Ongoing Multiple Research Programs at Schepens
Dry eye disease affects older people - mostly post-menopausal women - as well as contact lens wearers. Schepens has a long history of research in the field and has developed therapies for it. One of these therapies, TheraTears, is now marketed by an associate of the Institute.
Schepens Eye Research Institute’s many major discoveries have given new hope to people challenged by profound eye diseases as well as blindness. The institute was founded in 1950 by the famed retinal surgeon Charles L. Schepens, M.D. The first published electron micrographs of the cornea were taken at Schepens. The institute’s ever-expanding research program has addressed some of the most advanced investigations into the eye and has trained more than 600 postdoctoral fellows in various disciplines of eye research; trained more than 500 eye surgeons who now practice around the world; and published more than 4,600 scientific papers and books about health and eye disease.
A Personal Note from CEO Robert Santorelli, JEOL USA
Driven by a personal need to find a treatment or cure for a family member’s optic nerve disease, I continuously search for articles and papers related to research on nerve regeneration.
My search brought me to the Schepens Institute which is located only minutes from JEOL USA headquarters in Peabody, Massachusetts and who happens to be a user of our Field Emission Scanning Electron Microscope.
The old adage of not judging a book by its cover was never as true as in the case of the outer façade of The Schepens Institute. An unassuming building, it is tucked in amongst Boston’s famed hospitals and clinics.

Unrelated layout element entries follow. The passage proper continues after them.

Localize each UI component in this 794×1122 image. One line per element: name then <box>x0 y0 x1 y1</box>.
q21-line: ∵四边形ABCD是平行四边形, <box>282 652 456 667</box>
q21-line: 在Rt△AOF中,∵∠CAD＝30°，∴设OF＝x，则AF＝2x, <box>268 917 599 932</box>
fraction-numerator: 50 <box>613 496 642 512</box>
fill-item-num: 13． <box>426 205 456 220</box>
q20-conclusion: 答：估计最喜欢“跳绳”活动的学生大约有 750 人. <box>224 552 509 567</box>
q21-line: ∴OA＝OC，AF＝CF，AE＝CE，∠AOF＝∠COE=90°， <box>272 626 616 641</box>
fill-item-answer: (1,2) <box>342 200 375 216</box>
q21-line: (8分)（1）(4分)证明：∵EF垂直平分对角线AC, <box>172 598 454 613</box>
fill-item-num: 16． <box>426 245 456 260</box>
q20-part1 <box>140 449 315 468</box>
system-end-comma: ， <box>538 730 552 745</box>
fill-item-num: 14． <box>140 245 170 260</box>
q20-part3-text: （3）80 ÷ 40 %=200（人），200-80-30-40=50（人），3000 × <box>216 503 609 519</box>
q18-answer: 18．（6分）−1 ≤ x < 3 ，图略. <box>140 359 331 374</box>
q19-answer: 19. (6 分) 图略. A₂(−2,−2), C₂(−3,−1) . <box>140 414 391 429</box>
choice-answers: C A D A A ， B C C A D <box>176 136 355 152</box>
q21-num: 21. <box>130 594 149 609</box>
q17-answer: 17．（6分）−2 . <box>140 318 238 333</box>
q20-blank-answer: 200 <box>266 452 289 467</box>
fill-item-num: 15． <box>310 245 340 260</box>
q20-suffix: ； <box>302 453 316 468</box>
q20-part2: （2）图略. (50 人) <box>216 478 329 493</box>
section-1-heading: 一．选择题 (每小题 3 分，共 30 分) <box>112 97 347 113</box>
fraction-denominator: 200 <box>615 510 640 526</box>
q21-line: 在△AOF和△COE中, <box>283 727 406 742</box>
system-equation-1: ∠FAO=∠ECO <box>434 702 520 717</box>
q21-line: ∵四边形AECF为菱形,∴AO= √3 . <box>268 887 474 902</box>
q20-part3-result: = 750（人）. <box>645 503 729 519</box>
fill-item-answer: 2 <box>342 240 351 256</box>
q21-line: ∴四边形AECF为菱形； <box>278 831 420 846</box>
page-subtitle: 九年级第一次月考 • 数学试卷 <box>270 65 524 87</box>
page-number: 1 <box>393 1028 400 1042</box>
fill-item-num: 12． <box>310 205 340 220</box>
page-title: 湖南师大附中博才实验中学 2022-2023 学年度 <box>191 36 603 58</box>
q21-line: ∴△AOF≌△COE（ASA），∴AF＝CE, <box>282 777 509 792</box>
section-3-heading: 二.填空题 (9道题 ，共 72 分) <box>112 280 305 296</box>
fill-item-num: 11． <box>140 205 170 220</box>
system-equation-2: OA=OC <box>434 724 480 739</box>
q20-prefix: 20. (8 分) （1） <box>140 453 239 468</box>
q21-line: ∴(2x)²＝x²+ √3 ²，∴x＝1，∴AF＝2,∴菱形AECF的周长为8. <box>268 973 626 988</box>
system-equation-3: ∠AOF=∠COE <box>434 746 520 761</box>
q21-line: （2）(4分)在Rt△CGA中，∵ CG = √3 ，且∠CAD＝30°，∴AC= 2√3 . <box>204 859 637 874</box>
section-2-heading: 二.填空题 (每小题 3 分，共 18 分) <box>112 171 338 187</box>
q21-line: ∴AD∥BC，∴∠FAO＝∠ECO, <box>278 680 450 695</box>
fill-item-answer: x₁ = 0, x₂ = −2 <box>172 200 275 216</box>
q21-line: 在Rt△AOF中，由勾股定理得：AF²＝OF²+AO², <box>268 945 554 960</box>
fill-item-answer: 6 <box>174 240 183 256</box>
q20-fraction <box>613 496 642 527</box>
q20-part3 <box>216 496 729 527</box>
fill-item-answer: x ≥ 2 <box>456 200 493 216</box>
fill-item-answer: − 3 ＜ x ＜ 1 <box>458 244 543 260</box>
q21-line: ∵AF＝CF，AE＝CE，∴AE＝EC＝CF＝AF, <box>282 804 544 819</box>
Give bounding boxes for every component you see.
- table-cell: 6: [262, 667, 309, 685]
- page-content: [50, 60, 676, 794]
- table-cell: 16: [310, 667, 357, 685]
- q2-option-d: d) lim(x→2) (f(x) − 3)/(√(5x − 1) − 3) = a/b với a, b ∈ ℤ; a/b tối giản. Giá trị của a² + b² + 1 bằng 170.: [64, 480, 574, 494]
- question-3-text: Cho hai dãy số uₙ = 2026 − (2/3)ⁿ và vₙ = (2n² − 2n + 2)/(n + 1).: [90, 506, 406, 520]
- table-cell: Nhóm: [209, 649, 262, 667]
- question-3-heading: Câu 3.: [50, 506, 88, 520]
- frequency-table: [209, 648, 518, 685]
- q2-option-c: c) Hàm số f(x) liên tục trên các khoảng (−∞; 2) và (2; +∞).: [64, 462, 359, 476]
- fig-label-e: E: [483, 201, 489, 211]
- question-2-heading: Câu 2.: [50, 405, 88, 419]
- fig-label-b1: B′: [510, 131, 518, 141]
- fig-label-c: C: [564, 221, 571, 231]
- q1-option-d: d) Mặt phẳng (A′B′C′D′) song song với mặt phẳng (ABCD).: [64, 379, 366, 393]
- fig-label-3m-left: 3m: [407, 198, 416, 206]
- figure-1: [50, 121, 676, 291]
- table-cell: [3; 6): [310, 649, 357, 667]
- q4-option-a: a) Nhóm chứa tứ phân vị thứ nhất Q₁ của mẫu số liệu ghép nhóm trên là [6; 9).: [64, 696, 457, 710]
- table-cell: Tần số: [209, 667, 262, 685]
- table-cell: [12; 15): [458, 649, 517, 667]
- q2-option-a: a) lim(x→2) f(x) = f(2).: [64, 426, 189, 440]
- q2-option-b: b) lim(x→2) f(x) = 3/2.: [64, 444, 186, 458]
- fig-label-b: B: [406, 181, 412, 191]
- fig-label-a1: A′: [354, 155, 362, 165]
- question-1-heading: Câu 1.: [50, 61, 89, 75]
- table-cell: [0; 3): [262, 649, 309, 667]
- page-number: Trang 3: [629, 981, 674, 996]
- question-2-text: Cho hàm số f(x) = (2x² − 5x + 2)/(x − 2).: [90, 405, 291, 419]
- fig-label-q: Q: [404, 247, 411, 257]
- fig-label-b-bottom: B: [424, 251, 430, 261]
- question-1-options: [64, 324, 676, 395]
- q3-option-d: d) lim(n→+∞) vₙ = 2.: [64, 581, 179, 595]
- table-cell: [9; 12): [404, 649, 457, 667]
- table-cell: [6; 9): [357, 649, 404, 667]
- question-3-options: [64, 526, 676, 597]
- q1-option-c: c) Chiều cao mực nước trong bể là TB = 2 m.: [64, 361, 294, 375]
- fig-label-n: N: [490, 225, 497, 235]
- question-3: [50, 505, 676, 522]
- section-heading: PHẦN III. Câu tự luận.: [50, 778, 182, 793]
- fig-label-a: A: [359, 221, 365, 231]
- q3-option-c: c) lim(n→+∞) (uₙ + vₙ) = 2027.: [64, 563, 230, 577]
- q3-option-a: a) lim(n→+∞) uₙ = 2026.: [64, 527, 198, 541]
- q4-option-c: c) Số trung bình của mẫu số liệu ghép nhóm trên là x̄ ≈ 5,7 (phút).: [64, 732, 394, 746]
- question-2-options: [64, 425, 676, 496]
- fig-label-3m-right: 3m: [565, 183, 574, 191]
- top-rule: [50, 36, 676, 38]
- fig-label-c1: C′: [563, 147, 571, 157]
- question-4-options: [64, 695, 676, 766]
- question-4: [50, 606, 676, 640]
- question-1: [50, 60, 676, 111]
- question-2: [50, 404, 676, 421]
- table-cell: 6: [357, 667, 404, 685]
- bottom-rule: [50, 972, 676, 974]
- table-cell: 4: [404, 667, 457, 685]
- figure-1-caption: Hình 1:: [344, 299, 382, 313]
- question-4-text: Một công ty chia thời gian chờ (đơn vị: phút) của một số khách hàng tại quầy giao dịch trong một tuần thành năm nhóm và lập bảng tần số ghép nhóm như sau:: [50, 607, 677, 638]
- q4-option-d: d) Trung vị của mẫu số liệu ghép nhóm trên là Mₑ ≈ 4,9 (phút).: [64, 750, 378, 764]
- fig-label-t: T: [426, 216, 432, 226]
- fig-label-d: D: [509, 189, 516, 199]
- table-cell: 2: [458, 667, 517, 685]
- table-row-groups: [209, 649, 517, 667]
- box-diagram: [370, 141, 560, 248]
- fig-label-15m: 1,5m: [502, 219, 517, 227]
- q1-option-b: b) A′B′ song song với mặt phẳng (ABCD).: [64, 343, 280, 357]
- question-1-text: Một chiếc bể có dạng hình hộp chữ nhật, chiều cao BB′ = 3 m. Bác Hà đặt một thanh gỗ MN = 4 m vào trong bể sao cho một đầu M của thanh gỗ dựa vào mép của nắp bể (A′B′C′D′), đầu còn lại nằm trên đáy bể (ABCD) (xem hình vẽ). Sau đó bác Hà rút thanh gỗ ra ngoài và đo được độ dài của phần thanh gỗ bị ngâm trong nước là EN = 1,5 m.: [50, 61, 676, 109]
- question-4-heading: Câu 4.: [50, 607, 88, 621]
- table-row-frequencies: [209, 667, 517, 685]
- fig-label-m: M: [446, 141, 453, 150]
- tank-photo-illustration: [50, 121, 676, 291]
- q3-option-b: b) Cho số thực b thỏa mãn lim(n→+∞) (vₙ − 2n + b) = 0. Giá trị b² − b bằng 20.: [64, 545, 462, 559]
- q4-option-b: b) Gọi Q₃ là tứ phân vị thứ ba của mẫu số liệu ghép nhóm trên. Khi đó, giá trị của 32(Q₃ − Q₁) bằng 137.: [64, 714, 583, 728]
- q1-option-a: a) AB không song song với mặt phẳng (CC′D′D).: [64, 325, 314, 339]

Once inside, through the kindness of Kenneth M. Fischer, President & Chief Operating Officer, we visited the ultra modern and spacious laboratories!
The work being conducted there is divided into various mission related research specialties to make an immediate impact on the lives of people struggling with vision-robbing diseases and injuries.
A sampling of the work being done by the facility / scientists at Schepens includes:
Eli Peli’s image processing in relation to visual function and clinical psychophysics in low vision rehabilitation.
Dong Feng Chen’s optic nerve regeneration to open the door to future strategies of eye transplantation and nerve fibers in the brain and spinal cord.
Michael Young’s focus on the use of stem or progenitor cells for degeneration that occurs in the retinal during disease or injury.
And Ilene Gipson’s work on mucins as they relate to dry eye disease and to cancer detection. This is described in our REALab feature article.
The people and the mission at Schepens are immensely talented and important. I was impressed with their vitality and dedication and only wish all of you could someday spend a little time and witness first hand, this research jewel.
Their web site is very comprehensive. As their funding is partially provided through government agencies, Schepens depends heavily on private donations. I encourage you to consider assisting them in their endeavor to remain largest independent eye research institute in the nation.